Die Fans von Austria Wien starteten in das Derbywochenende mit einem Aufruf zum Besuch des Abschlusstrainings ihrer Mannschaft.  Dies war trotz der kurzen Zeit nach der Aussendung relativ gut besucht.

Am Sonntag-Vormittag hat man in Wien und kleinen Teilen Niederösterreichs mit Spruchbändern auf Brücken, beim Auswärtssektor des Rapid Stadions und vor der Bundesligazentrale („Wenn die Polizei versagt, werden Fans bestraft“ Spruchband) auf die Situation aufmerksam gemacht und so das Stadtbild geprägt. Am Spieltag traf sich die Ultraszene vor dem Heimsektor und marschierte in Form eines demoähnlichen Marsches durch den Heimatbezirk der Austria, um nochmals in der Öffentlichkeit Aufmerksamkeit zu erlangen. Bis zu einer Lokalität, wo das Spiel dann gemeinsam geschaut wurde.

Trotz dieser Motivation verlor ihre Mannschaft das 345. Derby mit 2:0. Durch diese Niederlage rutscht Austria Wien nun auf Tabellenplatz 2. Sturm Graz konnte parallel bei Red Bull Salzburg drei Punkte einfahren und ergatterte sich somit die Tabellenspitze.

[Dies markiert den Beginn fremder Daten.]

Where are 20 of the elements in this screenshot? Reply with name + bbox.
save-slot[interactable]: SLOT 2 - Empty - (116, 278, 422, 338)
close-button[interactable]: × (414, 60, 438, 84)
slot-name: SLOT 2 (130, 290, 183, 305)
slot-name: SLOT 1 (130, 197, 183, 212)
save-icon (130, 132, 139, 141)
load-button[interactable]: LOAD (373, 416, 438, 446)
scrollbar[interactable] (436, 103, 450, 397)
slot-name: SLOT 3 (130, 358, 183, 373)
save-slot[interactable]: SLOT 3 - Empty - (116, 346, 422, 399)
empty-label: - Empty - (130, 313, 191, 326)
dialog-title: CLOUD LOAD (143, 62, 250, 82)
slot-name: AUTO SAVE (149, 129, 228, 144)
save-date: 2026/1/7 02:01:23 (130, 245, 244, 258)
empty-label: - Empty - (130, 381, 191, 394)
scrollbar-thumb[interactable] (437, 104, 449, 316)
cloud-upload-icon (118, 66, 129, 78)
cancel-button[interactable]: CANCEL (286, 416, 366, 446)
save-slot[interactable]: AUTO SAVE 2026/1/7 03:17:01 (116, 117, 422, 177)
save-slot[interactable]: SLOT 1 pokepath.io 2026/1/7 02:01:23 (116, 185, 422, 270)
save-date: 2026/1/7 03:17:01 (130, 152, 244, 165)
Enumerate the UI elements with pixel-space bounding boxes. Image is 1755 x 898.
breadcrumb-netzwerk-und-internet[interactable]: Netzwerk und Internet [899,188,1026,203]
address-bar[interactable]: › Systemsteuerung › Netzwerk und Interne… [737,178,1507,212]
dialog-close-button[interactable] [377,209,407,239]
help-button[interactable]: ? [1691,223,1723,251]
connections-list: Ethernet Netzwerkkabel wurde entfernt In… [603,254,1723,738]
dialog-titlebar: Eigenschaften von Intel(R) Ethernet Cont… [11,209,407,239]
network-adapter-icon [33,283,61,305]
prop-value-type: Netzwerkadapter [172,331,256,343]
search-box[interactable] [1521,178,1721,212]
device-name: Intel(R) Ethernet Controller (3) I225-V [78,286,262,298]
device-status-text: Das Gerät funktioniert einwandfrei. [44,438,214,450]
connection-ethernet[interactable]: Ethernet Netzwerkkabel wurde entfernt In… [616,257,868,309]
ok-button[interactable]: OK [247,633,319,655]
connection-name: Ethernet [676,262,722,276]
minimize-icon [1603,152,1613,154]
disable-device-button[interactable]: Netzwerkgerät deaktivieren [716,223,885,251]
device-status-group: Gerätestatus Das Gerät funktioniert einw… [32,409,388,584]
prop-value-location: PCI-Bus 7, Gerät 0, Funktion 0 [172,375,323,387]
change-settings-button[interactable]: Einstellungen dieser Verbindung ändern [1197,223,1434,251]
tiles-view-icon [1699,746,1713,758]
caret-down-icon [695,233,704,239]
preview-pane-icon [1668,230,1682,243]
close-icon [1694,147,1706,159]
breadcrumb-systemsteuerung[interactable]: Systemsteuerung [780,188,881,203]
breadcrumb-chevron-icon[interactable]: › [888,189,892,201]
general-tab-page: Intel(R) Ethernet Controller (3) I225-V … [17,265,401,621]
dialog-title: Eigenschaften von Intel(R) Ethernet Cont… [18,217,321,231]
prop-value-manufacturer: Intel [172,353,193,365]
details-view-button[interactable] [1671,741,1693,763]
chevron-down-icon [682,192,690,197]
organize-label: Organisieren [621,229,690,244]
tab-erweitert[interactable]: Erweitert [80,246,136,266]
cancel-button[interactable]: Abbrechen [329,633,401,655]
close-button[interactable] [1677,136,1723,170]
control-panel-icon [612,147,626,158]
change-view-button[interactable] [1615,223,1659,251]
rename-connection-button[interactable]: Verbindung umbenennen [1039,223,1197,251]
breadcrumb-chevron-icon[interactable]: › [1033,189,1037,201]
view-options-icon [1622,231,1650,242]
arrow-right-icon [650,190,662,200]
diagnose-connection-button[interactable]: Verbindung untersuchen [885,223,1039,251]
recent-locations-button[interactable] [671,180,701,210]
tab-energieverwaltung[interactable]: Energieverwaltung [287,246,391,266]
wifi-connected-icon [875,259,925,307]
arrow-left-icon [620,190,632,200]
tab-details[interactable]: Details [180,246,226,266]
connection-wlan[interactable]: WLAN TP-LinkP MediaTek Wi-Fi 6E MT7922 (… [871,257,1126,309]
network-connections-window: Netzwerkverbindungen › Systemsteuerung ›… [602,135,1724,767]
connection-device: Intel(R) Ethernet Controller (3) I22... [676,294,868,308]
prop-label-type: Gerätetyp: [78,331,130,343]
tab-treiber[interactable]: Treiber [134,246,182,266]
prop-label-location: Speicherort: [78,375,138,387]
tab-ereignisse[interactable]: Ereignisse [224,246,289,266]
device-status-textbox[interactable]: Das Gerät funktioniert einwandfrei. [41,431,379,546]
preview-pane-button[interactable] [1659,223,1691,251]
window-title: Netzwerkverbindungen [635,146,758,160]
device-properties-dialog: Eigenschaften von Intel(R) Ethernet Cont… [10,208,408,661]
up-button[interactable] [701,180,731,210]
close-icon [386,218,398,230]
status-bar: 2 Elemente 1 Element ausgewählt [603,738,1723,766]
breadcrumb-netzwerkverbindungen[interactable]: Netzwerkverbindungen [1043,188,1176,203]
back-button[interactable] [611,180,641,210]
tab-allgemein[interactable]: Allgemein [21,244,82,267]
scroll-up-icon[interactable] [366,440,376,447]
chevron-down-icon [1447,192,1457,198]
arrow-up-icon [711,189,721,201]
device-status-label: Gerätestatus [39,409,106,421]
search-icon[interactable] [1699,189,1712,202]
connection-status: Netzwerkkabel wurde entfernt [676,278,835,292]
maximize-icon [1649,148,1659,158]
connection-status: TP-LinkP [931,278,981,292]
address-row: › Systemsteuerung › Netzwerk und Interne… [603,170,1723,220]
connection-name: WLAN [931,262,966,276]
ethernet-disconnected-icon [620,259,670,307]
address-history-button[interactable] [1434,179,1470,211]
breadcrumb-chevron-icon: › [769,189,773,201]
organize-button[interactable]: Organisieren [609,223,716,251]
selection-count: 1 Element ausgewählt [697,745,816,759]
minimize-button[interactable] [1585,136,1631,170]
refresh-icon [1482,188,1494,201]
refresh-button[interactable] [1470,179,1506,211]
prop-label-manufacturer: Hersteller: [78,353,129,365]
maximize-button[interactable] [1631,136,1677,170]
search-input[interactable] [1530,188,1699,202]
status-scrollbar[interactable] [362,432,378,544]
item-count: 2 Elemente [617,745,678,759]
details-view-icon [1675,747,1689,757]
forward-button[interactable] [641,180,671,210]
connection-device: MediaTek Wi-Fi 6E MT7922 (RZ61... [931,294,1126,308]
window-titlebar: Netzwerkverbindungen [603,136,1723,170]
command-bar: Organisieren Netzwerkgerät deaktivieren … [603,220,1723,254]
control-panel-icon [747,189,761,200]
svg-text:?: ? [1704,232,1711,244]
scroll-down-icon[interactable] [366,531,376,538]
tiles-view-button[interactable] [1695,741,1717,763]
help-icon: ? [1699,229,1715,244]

Für Rapid Wien war es derweil der dritte Heimsieg gegen Austria Wien in Folge.

Block West positionierte sich während des Spiels mit weiterem Spruchband gegen die Entscheidung der Vereinsführungen über die geschlossenen Gästesektoren: „SK Rapid GmbH & FK Austria Wien AG – in den Farben getrennt, bei Kollektivstrafen vereint“ stand darauf geschrieben und wurde von „Wir sind Rapid und wer seid ihr?“-Gesängen untermalt.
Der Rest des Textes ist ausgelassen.